On the banks of the Eel River, one of California’s most popular and longest running music festivals, this Summer, the Mateel Community Center held the 31st annual Reggae on the River.
“Once again, Reggae on the River showed why it has been able to stay around for 31 years, and still draw large crowds and premier musical talent. I hope to see you there next year”!
Article by Hal Wendlinger
Photos by David Wendlinger
Those who attend ‘Reggae,’ as it is affectionately called, do so for a variety of reasons other than the wonderful music. The vending area is just as much of a draw for some visitors, with unique crafts, clothing and art highlighting the booths, not to mention delicious food vendors with a wide variety of options.
Friday began, as each day of the festival does, with an Opening Blessing to pay tribute to the indigenous people in the area.
Katchafire’s performance was a crowd favorite on Friday, the New Zealand based played an electric set that was capped with a crowd sing along to the music of Bob Marley. Fans around the bowl that I spoke with were talking about Katchafire’s amazing performance for the entirety of the weekend.

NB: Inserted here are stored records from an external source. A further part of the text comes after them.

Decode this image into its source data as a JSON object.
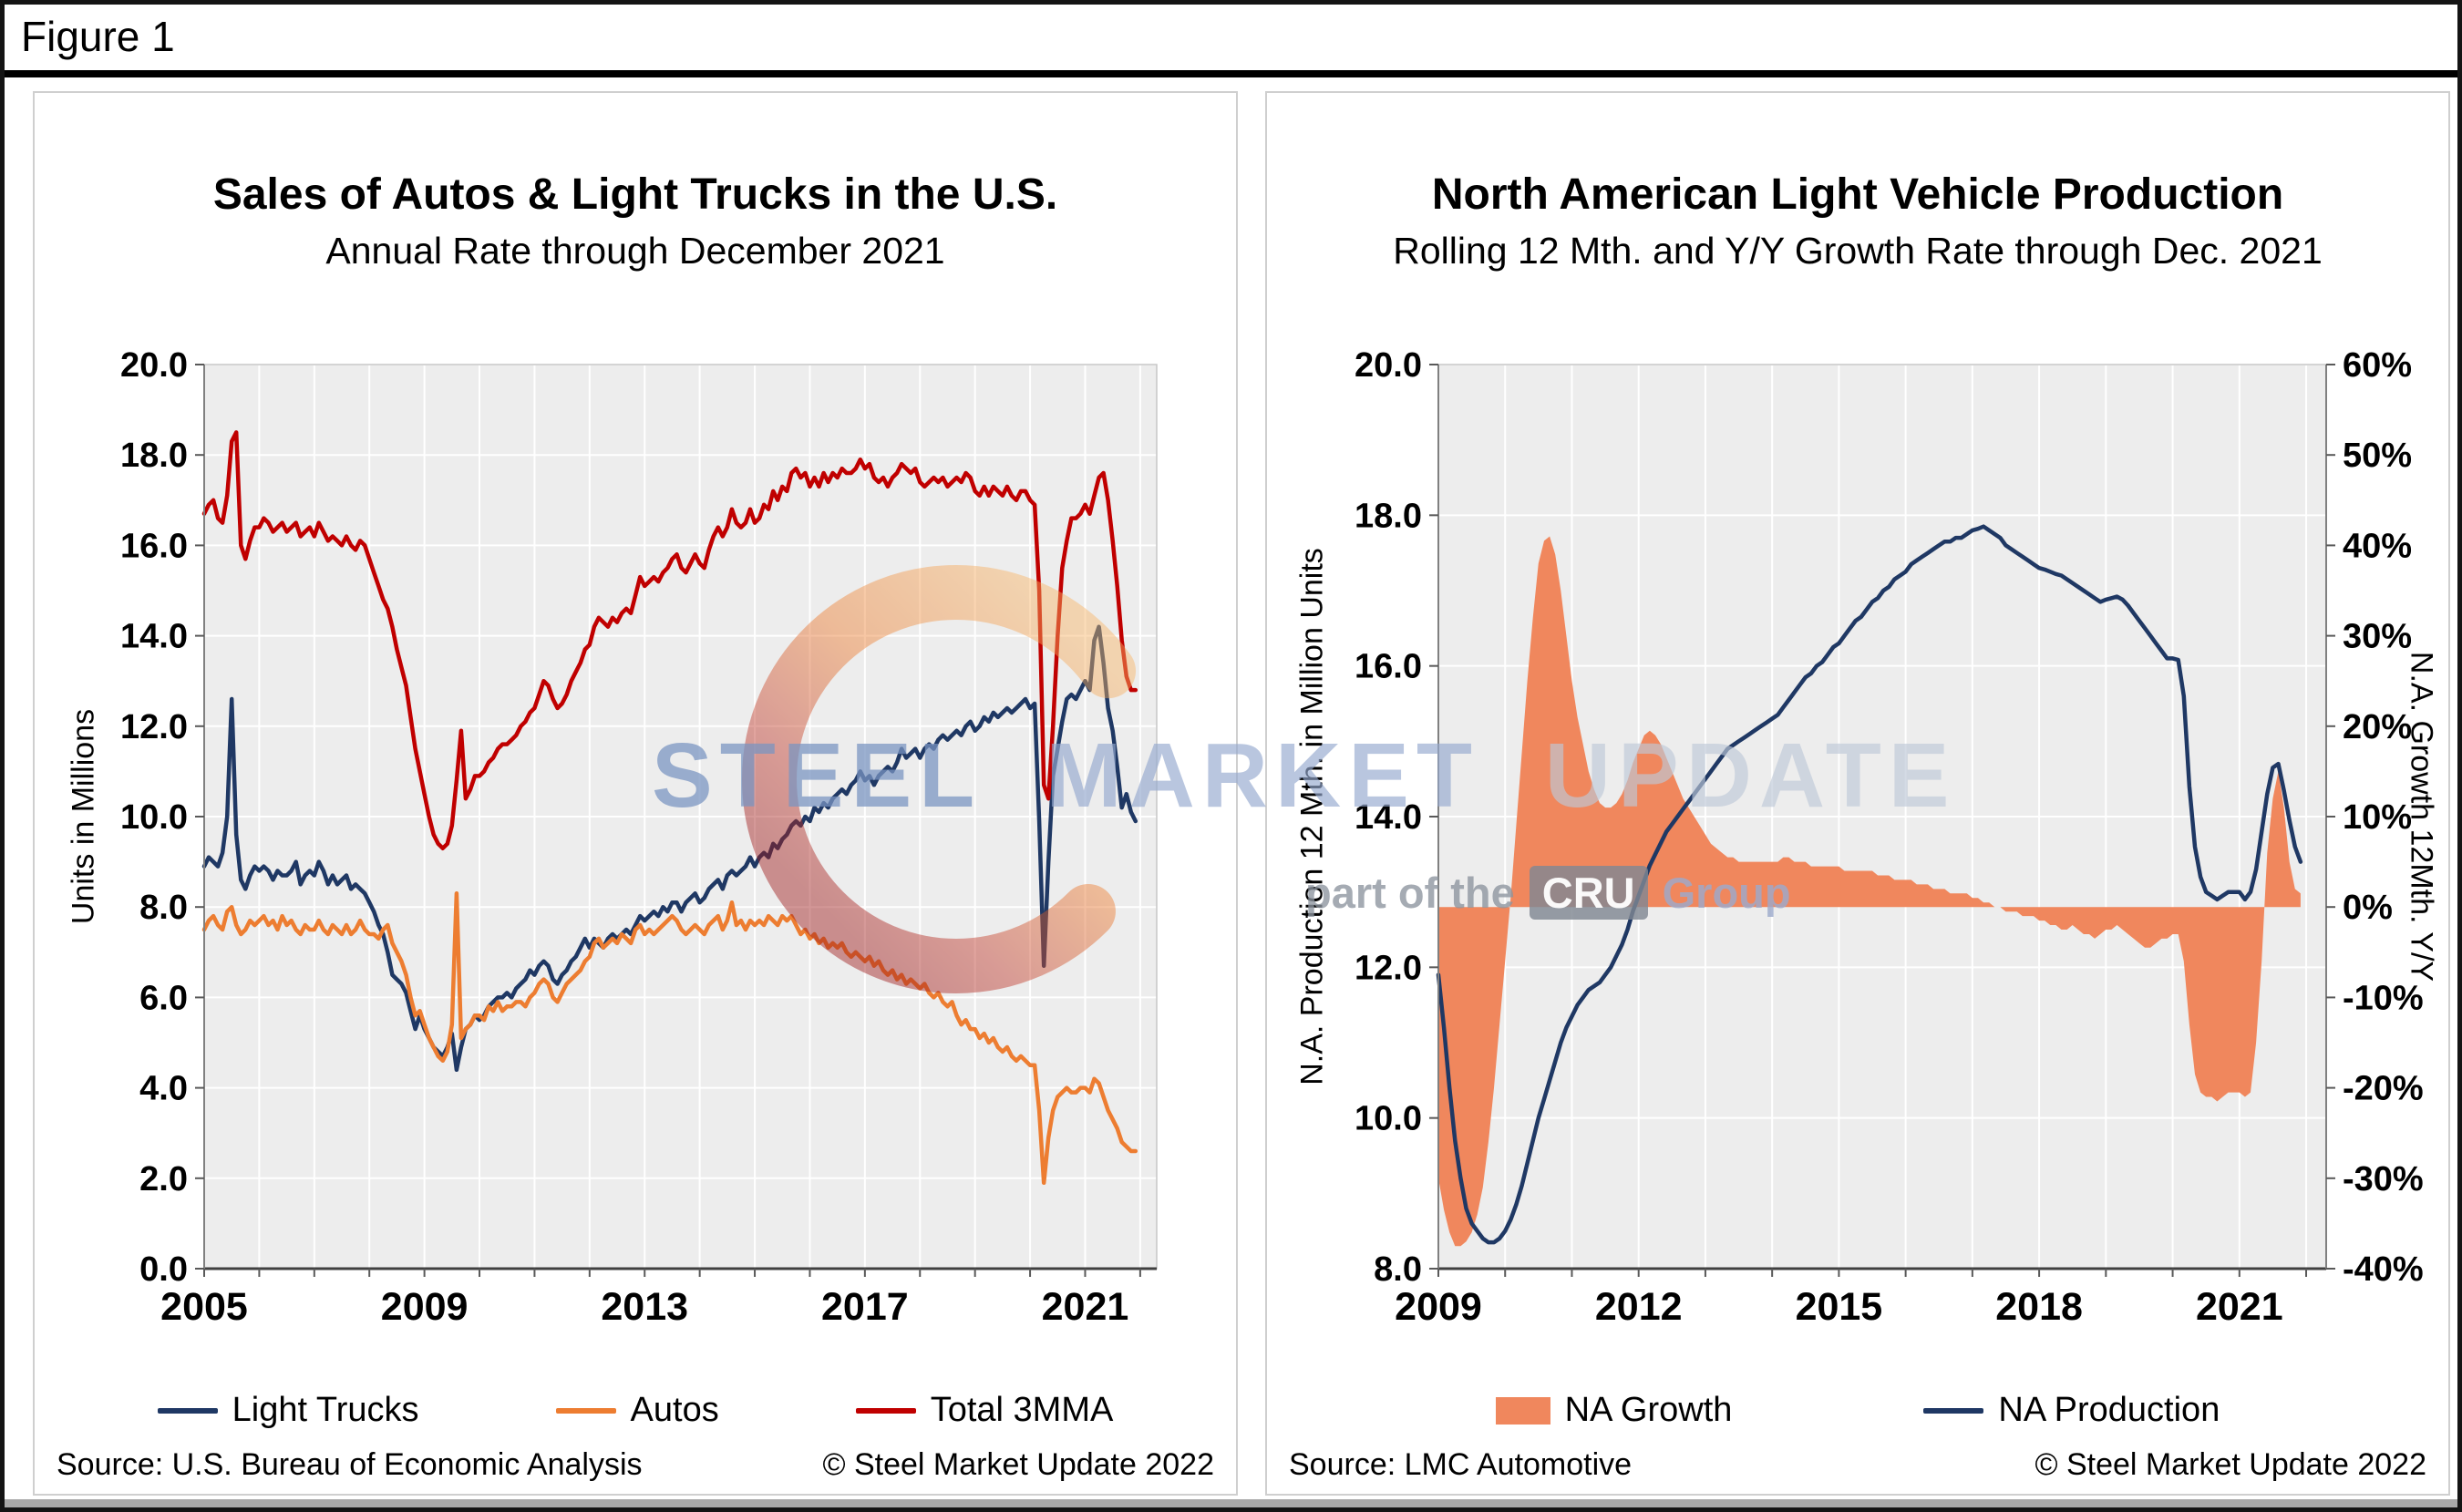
{
  "figure": {
    "label": "Figure 1"
  },
  "watermark": {
    "word1": "STEEL",
    "word2": "MARKET",
    "word3": "UPDATE",
    "tagline_prefix": "part of the",
    "tagline_box": "CRU",
    "tagline_suffix": "Group"
  },
  "colors": {
    "light_trucks": "#1F3864",
    "autos": "#ED7D31",
    "total_3mma": "#C00000",
    "na_growth": "#F0875D",
    "na_production": "#1F3864",
    "plot_bg": "#EDEDED",
    "gridline": "#FFFFFF"
  },
  "chart_data": [
    {
      "type": "line",
      "title": "Sales of Autos & Light Trucks in the U.S.",
      "subtitle": "Annual Rate through December 2021",
      "y_left": {
        "label": "Units in Millions",
        "min": 0,
        "max": 20,
        "step": 2,
        "decimals": 1
      },
      "x": {
        "min": 2005,
        "max": 2022.3,
        "start": 2005.0,
        "interval_months": 1,
        "ticks": [
          2005,
          2009,
          2013,
          2017,
          2021
        ]
      },
      "grid": true,
      "legend_position": "bottom",
      "source": "Source: U.S. Bureau of Economic Analysis",
      "copyright": "© Steel Market Update 2022",
      "series": [
        {
          "name": "Light Trucks",
          "type": "line",
          "axis": "left",
          "color": "#1F3864",
          "values": [
            8.9,
            9.1,
            9.0,
            8.9,
            9.2,
            10.0,
            12.6,
            9.6,
            8.6,
            8.4,
            8.7,
            8.9,
            8.8,
            8.9,
            8.8,
            8.6,
            8.8,
            8.7,
            8.7,
            8.8,
            9.0,
            8.5,
            8.7,
            8.8,
            8.7,
            9.0,
            8.8,
            8.5,
            8.7,
            8.5,
            8.6,
            8.7,
            8.4,
            8.5,
            8.4,
            8.3,
            8.1,
            7.9,
            7.6,
            7.4,
            7.0,
            6.5,
            6.4,
            6.3,
            6.1,
            5.7,
            5.3,
            5.6,
            5.3,
            5.1,
            4.9,
            4.8,
            4.7,
            4.9,
            5.2,
            4.4,
            4.9,
            5.3,
            5.4,
            5.6,
            5.5,
            5.6,
            5.8,
            5.9,
            6.0,
            6.0,
            6.1,
            6.0,
            6.2,
            6.3,
            6.4,
            6.6,
            6.5,
            6.7,
            6.8,
            6.7,
            6.4,
            6.3,
            6.5,
            6.6,
            6.8,
            6.9,
            7.1,
            7.3,
            7.1,
            7.3,
            7.2,
            7.1,
            7.3,
            7.4,
            7.3,
            7.4,
            7.5,
            7.4,
            7.6,
            7.8,
            7.7,
            7.8,
            7.9,
            7.8,
            8.0,
            7.9,
            8.1,
            8.1,
            7.9,
            8.1,
            8.2,
            8.3,
            8.1,
            8.2,
            8.4,
            8.5,
            8.6,
            8.4,
            8.7,
            8.8,
            8.7,
            8.8,
            8.9,
            9.1,
            8.9,
            9.1,
            9.2,
            9.1,
            9.4,
            9.3,
            9.5,
            9.6,
            9.8,
            9.9,
            9.8,
            10.0,
            9.9,
            10.2,
            10.1,
            10.3,
            10.2,
            10.4,
            10.5,
            10.6,
            10.5,
            10.7,
            10.8,
            11.0,
            10.8,
            10.9,
            10.7,
            10.9,
            11.0,
            11.1,
            11.0,
            11.2,
            11.5,
            11.3,
            11.4,
            11.5,
            11.3,
            11.5,
            11.6,
            11.5,
            11.7,
            11.8,
            11.7,
            11.8,
            11.9,
            11.8,
            12.0,
            12.1,
            11.9,
            12.0,
            12.2,
            12.1,
            12.3,
            12.2,
            12.3,
            12.4,
            12.3,
            12.4,
            12.5,
            12.6,
            12.4,
            12.5,
            9.9,
            6.7,
            9.0,
            10.9,
            11.5,
            12.1,
            12.6,
            12.7,
            12.6,
            12.8,
            13.0,
            12.8,
            13.9,
            14.2,
            13.4,
            12.4,
            11.9,
            11.1,
            10.2,
            10.5,
            10.1,
            9.9
          ]
        },
        {
          "name": "Autos",
          "type": "line",
          "axis": "left",
          "color": "#ED7D31",
          "values": [
            7.5,
            7.7,
            7.8,
            7.6,
            7.5,
            7.9,
            8.0,
            7.6,
            7.4,
            7.5,
            7.7,
            7.6,
            7.7,
            7.8,
            7.6,
            7.7,
            7.5,
            7.8,
            7.6,
            7.7,
            7.5,
            7.4,
            7.6,
            7.5,
            7.5,
            7.7,
            7.5,
            7.4,
            7.6,
            7.5,
            7.4,
            7.6,
            7.4,
            7.5,
            7.7,
            7.5,
            7.4,
            7.4,
            7.3,
            7.5,
            7.6,
            7.2,
            7.0,
            6.8,
            6.5,
            6.0,
            5.6,
            5.7,
            5.4,
            5.1,
            4.9,
            4.7,
            4.6,
            4.8,
            5.4,
            8.3,
            5.1,
            5.3,
            5.4,
            5.6,
            5.6,
            5.5,
            5.8,
            5.7,
            5.9,
            5.7,
            5.8,
            5.8,
            5.9,
            5.9,
            5.8,
            6.0,
            6.1,
            6.3,
            6.4,
            6.3,
            6.0,
            5.9,
            6.1,
            6.3,
            6.4,
            6.5,
            6.6,
            6.8,
            6.9,
            7.2,
            7.3,
            7.1,
            7.2,
            7.3,
            7.2,
            7.4,
            7.3,
            7.2,
            7.5,
            7.6,
            7.4,
            7.5,
            7.4,
            7.5,
            7.6,
            7.7,
            7.8,
            7.7,
            7.5,
            7.4,
            7.5,
            7.6,
            7.5,
            7.4,
            7.6,
            7.7,
            7.8,
            7.5,
            7.7,
            8.1,
            7.6,
            7.7,
            7.5,
            7.7,
            7.6,
            7.7,
            7.6,
            7.8,
            7.7,
            7.6,
            7.8,
            7.7,
            7.8,
            7.6,
            7.4,
            7.5,
            7.3,
            7.4,
            7.2,
            7.3,
            7.1,
            7.2,
            7.1,
            7.2,
            7.0,
            6.9,
            7.0,
            6.9,
            6.8,
            6.9,
            6.7,
            6.8,
            6.6,
            6.5,
            6.6,
            6.4,
            6.5,
            6.3,
            6.4,
            6.3,
            6.2,
            6.3,
            6.1,
            6.0,
            6.1,
            5.9,
            5.8,
            5.9,
            5.6,
            5.4,
            5.5,
            5.3,
            5.3,
            5.1,
            5.2,
            5.0,
            5.1,
            4.9,
            4.8,
            4.9,
            4.7,
            4.6,
            4.7,
            4.6,
            4.5,
            4.5,
            3.5,
            1.9,
            2.9,
            3.5,
            3.8,
            3.9,
            4.0,
            3.9,
            3.9,
            4.0,
            4.0,
            3.9,
            4.2,
            4.1,
            3.8,
            3.5,
            3.3,
            3.1,
            2.8,
            2.7,
            2.6,
            2.6
          ]
        },
        {
          "name": "Total 3MMA",
          "type": "line",
          "axis": "left",
          "color": "#C00000",
          "values": [
            16.7,
            16.9,
            17.0,
            16.6,
            16.5,
            17.1,
            18.3,
            18.5,
            16.0,
            15.7,
            16.1,
            16.4,
            16.4,
            16.6,
            16.5,
            16.3,
            16.4,
            16.5,
            16.3,
            16.4,
            16.5,
            16.2,
            16.3,
            16.4,
            16.2,
            16.5,
            16.3,
            16.1,
            16.2,
            16.1,
            16.0,
            16.2,
            16.0,
            15.9,
            16.1,
            16.0,
            15.7,
            15.4,
            15.1,
            14.8,
            14.6,
            14.2,
            13.7,
            13.3,
            12.9,
            12.2,
            11.5,
            11.0,
            10.5,
            10.0,
            9.6,
            9.4,
            9.3,
            9.4,
            9.8,
            10.8,
            11.9,
            10.4,
            10.6,
            10.9,
            10.9,
            11.0,
            11.2,
            11.3,
            11.5,
            11.6,
            11.6,
            11.7,
            11.8,
            12.0,
            12.1,
            12.3,
            12.4,
            12.7,
            13.0,
            12.9,
            12.6,
            12.4,
            12.5,
            12.7,
            13.0,
            13.2,
            13.4,
            13.7,
            13.8,
            14.2,
            14.4,
            14.3,
            14.2,
            14.4,
            14.3,
            14.5,
            14.6,
            14.5,
            14.9,
            15.3,
            15.1,
            15.2,
            15.3,
            15.2,
            15.4,
            15.5,
            15.7,
            15.8,
            15.5,
            15.4,
            15.6,
            15.8,
            15.6,
            15.5,
            15.9,
            16.2,
            16.4,
            16.2,
            16.4,
            16.8,
            16.5,
            16.4,
            16.5,
            16.8,
            16.5,
            16.6,
            16.9,
            16.8,
            17.2,
            17.0,
            17.3,
            17.2,
            17.6,
            17.7,
            17.5,
            17.6,
            17.3,
            17.5,
            17.3,
            17.6,
            17.4,
            17.6,
            17.5,
            17.7,
            17.6,
            17.6,
            17.7,
            17.9,
            17.7,
            17.8,
            17.5,
            17.4,
            17.5,
            17.3,
            17.5,
            17.6,
            17.8,
            17.7,
            17.6,
            17.7,
            17.4,
            17.3,
            17.4,
            17.5,
            17.4,
            17.5,
            17.3,
            17.4,
            17.5,
            17.4,
            17.6,
            17.5,
            17.2,
            17.1,
            17.3,
            17.1,
            17.3,
            17.2,
            17.1,
            17.3,
            17.1,
            17.0,
            17.2,
            17.2,
            17.0,
            16.9,
            15.0,
            10.7,
            10.4,
            12.0,
            14.0,
            15.5,
            16.1,
            16.6,
            16.6,
            16.7,
            16.9,
            16.7,
            17.1,
            17.5,
            17.6,
            17.0,
            16.1,
            15.1,
            13.9,
            13.1,
            12.8,
            12.8
          ]
        }
      ]
    },
    {
      "type": "line",
      "title": "North American Light Vehicle Production",
      "subtitle": "Rolling 12 Mth. and Y/Y Growth Rate through Dec. 2021",
      "y_left": {
        "label": "N.A. Production 12 Mth. in Million Units",
        "min": 8,
        "max": 20,
        "step": 2,
        "decimals": 1
      },
      "y_right": {
        "label": "N.A. Growth 12Mth. Y/Y",
        "min": -40,
        "max": 60,
        "step": 10,
        "suffix": "%"
      },
      "x": {
        "min": 2009,
        "max": 2022.3,
        "start": 2009.0,
        "interval_months": 1,
        "ticks": [
          2009,
          2012,
          2015,
          2018,
          2021
        ]
      },
      "grid": true,
      "legend_position": "bottom",
      "source": "Source: LMC Automotive",
      "copyright": "© Steel Market Update 2022",
      "series": [
        {
          "name": "NA Growth",
          "type": "area",
          "axis": "right",
          "color": "#F0875D",
          "values": [
            -30,
            -33.5,
            -36,
            -37.5,
            -37.5,
            -37,
            -36,
            -34,
            -31,
            -26,
            -20,
            -13,
            -6,
            1,
            9,
            17,
            25,
            32,
            38,
            40.5,
            41,
            39,
            35,
            30,
            25,
            21,
            18,
            15,
            13,
            11.5,
            11,
            11,
            11.5,
            12.5,
            14,
            16,
            17.5,
            19,
            19.5,
            19,
            18,
            16.5,
            15,
            13.5,
            12,
            11,
            10,
            9,
            8,
            7,
            6.5,
            6,
            5.5,
            5.5,
            5,
            5,
            5,
            5,
            5,
            5,
            5,
            5,
            5.5,
            5.5,
            5,
            5,
            5,
            4.5,
            4.5,
            4.5,
            4.5,
            4.5,
            4.5,
            4,
            4,
            4,
            4,
            4,
            4,
            3.5,
            3.5,
            3.5,
            3,
            3,
            3,
            3,
            2.5,
            2.5,
            2.5,
            2,
            2,
            2,
            1.5,
            1.5,
            1.5,
            1.5,
            1,
            1,
            0.5,
            0.5,
            0,
            0,
            -0.5,
            -0.5,
            -0.5,
            -1,
            -1,
            -1,
            -1.5,
            -1.5,
            -2,
            -2,
            -2.5,
            -2.5,
            -2,
            -2.5,
            -3,
            -3,
            -3.5,
            -3,
            -2.5,
            -2.5,
            -2,
            -2.5,
            -3,
            -3.5,
            -4,
            -4.5,
            -4.5,
            -4,
            -3.5,
            -3.5,
            -3,
            -3,
            -6,
            -13,
            -18.5,
            -20.5,
            -21,
            -21,
            -21.5,
            -21,
            -20.5,
            -20.5,
            -20.5,
            -21,
            -20.5,
            -15,
            -6,
            6,
            12,
            15,
            11,
            5,
            2,
            1.5
          ]
        },
        {
          "name": "NA Production",
          "type": "line",
          "axis": "left",
          "color": "#1F3864",
          "values": [
            11.9,
            11.2,
            10.4,
            9.7,
            9.2,
            8.8,
            8.6,
            8.5,
            8.4,
            8.35,
            8.35,
            8.4,
            8.5,
            8.65,
            8.85,
            9.1,
            9.4,
            9.7,
            10.0,
            10.25,
            10.5,
            10.75,
            11.0,
            11.2,
            11.35,
            11.5,
            11.6,
            11.7,
            11.75,
            11.8,
            11.9,
            12.0,
            12.15,
            12.3,
            12.5,
            12.75,
            12.95,
            13.15,
            13.35,
            13.5,
            13.65,
            13.8,
            13.9,
            14.0,
            14.1,
            14.2,
            14.3,
            14.4,
            14.5,
            14.6,
            14.7,
            14.8,
            14.9,
            14.95,
            15.0,
            15.05,
            15.1,
            15.15,
            15.2,
            15.25,
            15.3,
            15.35,
            15.45,
            15.55,
            15.65,
            15.75,
            15.85,
            15.9,
            16.0,
            16.05,
            16.15,
            16.25,
            16.3,
            16.4,
            16.5,
            16.6,
            16.65,
            16.75,
            16.85,
            16.9,
            17.0,
            17.05,
            17.15,
            17.2,
            17.25,
            17.35,
            17.4,
            17.45,
            17.5,
            17.55,
            17.6,
            17.65,
            17.65,
            17.7,
            17.7,
            17.75,
            17.8,
            17.82,
            17.85,
            17.8,
            17.75,
            17.7,
            17.6,
            17.55,
            17.5,
            17.45,
            17.4,
            17.35,
            17.3,
            17.28,
            17.25,
            17.22,
            17.2,
            17.15,
            17.1,
            17.05,
            17.0,
            16.95,
            16.9,
            16.85,
            16.88,
            16.9,
            16.92,
            16.88,
            16.8,
            16.7,
            16.6,
            16.5,
            16.4,
            16.3,
            16.2,
            16.1,
            16.1,
            16.08,
            15.6,
            14.4,
            13.6,
            13.2,
            13.0,
            12.95,
            12.9,
            12.95,
            13.0,
            13.0,
            13.0,
            12.9,
            13.0,
            13.3,
            13.8,
            14.3,
            14.65,
            14.7,
            14.35,
            13.95,
            13.6,
            13.4
          ]
        }
      ]
    }
  ]
}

As the sky filled with darkness, the stage lights shined bright as two of the most energetic and captivating artists out there, performed back to back sets. Collie Buddz took the stage and took control of the crowd from the get go, with several of his songs being sung louder by the crowd, than by Collie himself. Feeding off the momentum Collie Buddz created, Cham took the stage at midnight and tore through a set which featured nearly all of his hits. After close to two hours of non-stop energy, screams from the adoring audience filled the air as Cham exited the stage, bringing Friday to a close.
Early Saturday, in one of the most meaningful performances of the weekend, Emmanuel Jal took the stage to share his message of hope with the audience. Jal, using powerful lyrics, was able to captivate the audience, singing of bringing peace to Sudan.
As Saturday continued on, Ce’Cile, one of the most popular dancehall artists around, kept the audience moving throughout her performance. Her movement and lyricism provided the crowd with one of the most energetic sets of the entire weekend.
Following Ce’Cile on stage was the much anticipated set of Tarrus Riley, Riley along with Blak Soil band leader and world class saxophonist Dean Fraser, delivered in what my opinion was the best performance of the weekend. People from all around the festival tried to get as close as they could to the stage, to listen to Riley’s incredible voice as he alternated between his newer and more popular songs.
Stephen Marley’s performance was an incredible moment for everyone who witnessed it, filling the crowds cravings for not only his music, but the music of his father, Bob Marley. As his set was coming to a close, Stephen brought his children, including son Jo Mersa of the Ghetto Youth Crew on stage for a final performance of Bob’s music. The Marley clan walked off stage together, waving as the crowd showered the stage with applause for several minutes, bring Saturday night to an amazing end.
Sunday afternoon was highlighted with a brilliant performance by The Congos. The crowd was very receptive to the roots music played and many members of the audience were years younger than the songs they were singing along to.
With the sun going down, Nahko and Medicine for the People took the stage for an uplifting set, one of which they are known to bring. Nahko used his powerful voice to share his message of positivity throughout the performance.
With the final musical performance of the festival, Alborosie showed off not only his ability to appease the crowd, but his powerful singing voice as well. With a charismatic and energetic set, the crowd was left screaming and begging for more of Alborosie’s music, even as the bands instruments were being hauled off stage.